Autoridad, “mero oyente” ante pleito legal en Toluca

El abogado negó acosar al octogenario pero lo encaró en presencia de ministeriales.

El pleito legal entre Alfredo Martínez Gutiérrez y la familia Pérez de la Fuente no está cerca de resolverse, el juicio sigue, ninguna autoridad a resuelto en favor o en contra de ninguna de las partes, reconoció el abogado Carlos Antonio Valenzuela Pilgram, quien fue acusado de acoso la semana pasado por presentarse sin orden judicial para tratar de tomar posesión de una propiedad en el Centro Histórico de Toluca.

El representante de la familia Pérez de la Fuente, durante una conferencia de prensa negó los hechos en contra del octogenario, sin embargo, reconoció que policías ministeriales, sin ninguna orden oficial, estuvieron presentes el día en que fue detenido Martínez Gutiérrez.

Mediante un video, el abogado Valenzuela Pilgram, exhibió al hombre de 82 años de espaldas a una cortina de metal, rodeado por ministeriales, municipales y ciudadanos a quienes insultaba repetidamente por sentirse amenazado.

El litigante reconoció que no conoce la historia completa del caso, debido a que a inicios del año en curso fue contratado por integrantes de la familia Pérez de la Fuente, pero sostiene que Alfredo Martínez Gutiérrez no es legalmente el propietario del inmueble que habita y administra.
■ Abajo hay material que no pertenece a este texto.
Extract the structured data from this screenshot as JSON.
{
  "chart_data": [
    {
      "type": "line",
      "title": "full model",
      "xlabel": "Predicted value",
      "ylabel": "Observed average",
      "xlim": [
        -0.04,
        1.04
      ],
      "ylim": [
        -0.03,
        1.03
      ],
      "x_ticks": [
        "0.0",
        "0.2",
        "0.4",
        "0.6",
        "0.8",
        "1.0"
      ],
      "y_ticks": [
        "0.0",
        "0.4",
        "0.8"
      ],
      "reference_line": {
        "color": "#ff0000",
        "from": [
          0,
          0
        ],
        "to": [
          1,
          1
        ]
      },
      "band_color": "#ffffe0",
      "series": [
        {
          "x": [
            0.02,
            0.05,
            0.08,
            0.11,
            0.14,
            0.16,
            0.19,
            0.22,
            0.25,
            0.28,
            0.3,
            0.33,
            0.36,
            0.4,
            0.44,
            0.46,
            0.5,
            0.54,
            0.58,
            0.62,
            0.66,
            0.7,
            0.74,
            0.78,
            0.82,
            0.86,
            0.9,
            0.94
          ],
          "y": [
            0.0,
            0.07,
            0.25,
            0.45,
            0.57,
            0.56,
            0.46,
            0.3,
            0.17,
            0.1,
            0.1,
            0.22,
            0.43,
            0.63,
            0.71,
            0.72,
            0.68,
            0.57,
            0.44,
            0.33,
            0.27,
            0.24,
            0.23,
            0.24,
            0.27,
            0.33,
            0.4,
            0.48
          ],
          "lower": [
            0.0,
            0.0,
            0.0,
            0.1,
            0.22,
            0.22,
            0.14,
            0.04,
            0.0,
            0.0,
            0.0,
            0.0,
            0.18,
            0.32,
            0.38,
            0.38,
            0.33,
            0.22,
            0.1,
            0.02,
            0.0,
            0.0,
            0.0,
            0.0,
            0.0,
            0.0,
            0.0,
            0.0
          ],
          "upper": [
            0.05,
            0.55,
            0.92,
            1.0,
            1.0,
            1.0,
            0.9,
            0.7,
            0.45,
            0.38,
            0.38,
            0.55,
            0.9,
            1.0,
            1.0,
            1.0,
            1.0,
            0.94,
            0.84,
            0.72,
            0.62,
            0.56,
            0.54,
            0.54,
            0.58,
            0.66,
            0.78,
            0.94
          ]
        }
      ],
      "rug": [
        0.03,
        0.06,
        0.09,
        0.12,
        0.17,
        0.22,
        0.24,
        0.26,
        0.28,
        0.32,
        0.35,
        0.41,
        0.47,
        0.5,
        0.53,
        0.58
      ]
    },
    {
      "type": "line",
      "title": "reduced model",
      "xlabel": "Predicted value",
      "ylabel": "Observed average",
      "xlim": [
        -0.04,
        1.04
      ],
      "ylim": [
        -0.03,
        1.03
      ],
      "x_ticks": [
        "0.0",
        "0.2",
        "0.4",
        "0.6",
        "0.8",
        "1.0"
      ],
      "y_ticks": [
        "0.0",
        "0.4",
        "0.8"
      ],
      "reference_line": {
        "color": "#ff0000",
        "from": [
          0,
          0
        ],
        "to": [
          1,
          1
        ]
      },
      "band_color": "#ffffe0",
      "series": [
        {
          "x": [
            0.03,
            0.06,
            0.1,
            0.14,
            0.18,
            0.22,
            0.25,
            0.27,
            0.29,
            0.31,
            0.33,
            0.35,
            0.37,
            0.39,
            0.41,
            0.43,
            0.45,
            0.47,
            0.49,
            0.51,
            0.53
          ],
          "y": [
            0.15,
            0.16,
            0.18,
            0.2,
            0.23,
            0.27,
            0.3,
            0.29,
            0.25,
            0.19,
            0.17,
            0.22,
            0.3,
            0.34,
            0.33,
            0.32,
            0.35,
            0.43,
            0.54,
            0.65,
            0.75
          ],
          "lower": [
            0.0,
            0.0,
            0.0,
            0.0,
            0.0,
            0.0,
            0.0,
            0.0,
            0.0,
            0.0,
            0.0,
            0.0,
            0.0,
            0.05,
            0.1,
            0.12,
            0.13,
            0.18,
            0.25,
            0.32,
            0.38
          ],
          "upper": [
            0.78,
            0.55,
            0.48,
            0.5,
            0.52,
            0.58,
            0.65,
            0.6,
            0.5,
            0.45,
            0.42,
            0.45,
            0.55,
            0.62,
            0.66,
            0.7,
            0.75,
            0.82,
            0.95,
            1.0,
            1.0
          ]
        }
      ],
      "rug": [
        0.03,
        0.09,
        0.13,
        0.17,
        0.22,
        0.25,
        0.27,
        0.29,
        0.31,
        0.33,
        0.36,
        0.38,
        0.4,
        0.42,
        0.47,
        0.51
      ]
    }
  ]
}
Los documentos con los que cuenta el representante de la Familia Pérez de la Fuente para reclamar la propiedad de 283 metros cuadrados, ubicada entre las calles Juan Aldama y la avenida José María Morelos y Pavón, que alberga departamentos y locales comerciales, esta valuada en 6 millones de pesos, según el abogado; fueron tramitados el pasado 4 de mayo, después de pagar ante el gobierno municipal 80 mil pesos por el servicio de agua, insinuó Valenzuela Pilgram.

La semana pasada, Alfredo Martínez Gutiérrez fue detenido y acusado por despojo, imputaciones que no fueron ratificadas por ninguna autoridad; después de salir de la Procuraduría General de Justicia del Estado de México, instancia donde fue presentado a declarar, regresó a su casa pero la puerta principal de ésta estaba soldada y tenía cadenas con candados que impiden el ingreso al inmueble, hasta el momento la autoridad correspondiente no ha sonado su postura al respecto.

El juicio por la propiedad no ha cambiado mucho desde hace tres años que comenzó, desde entonces los involucrados se han desacreditado públicamente y la autoridad sólo se mantiene al margen.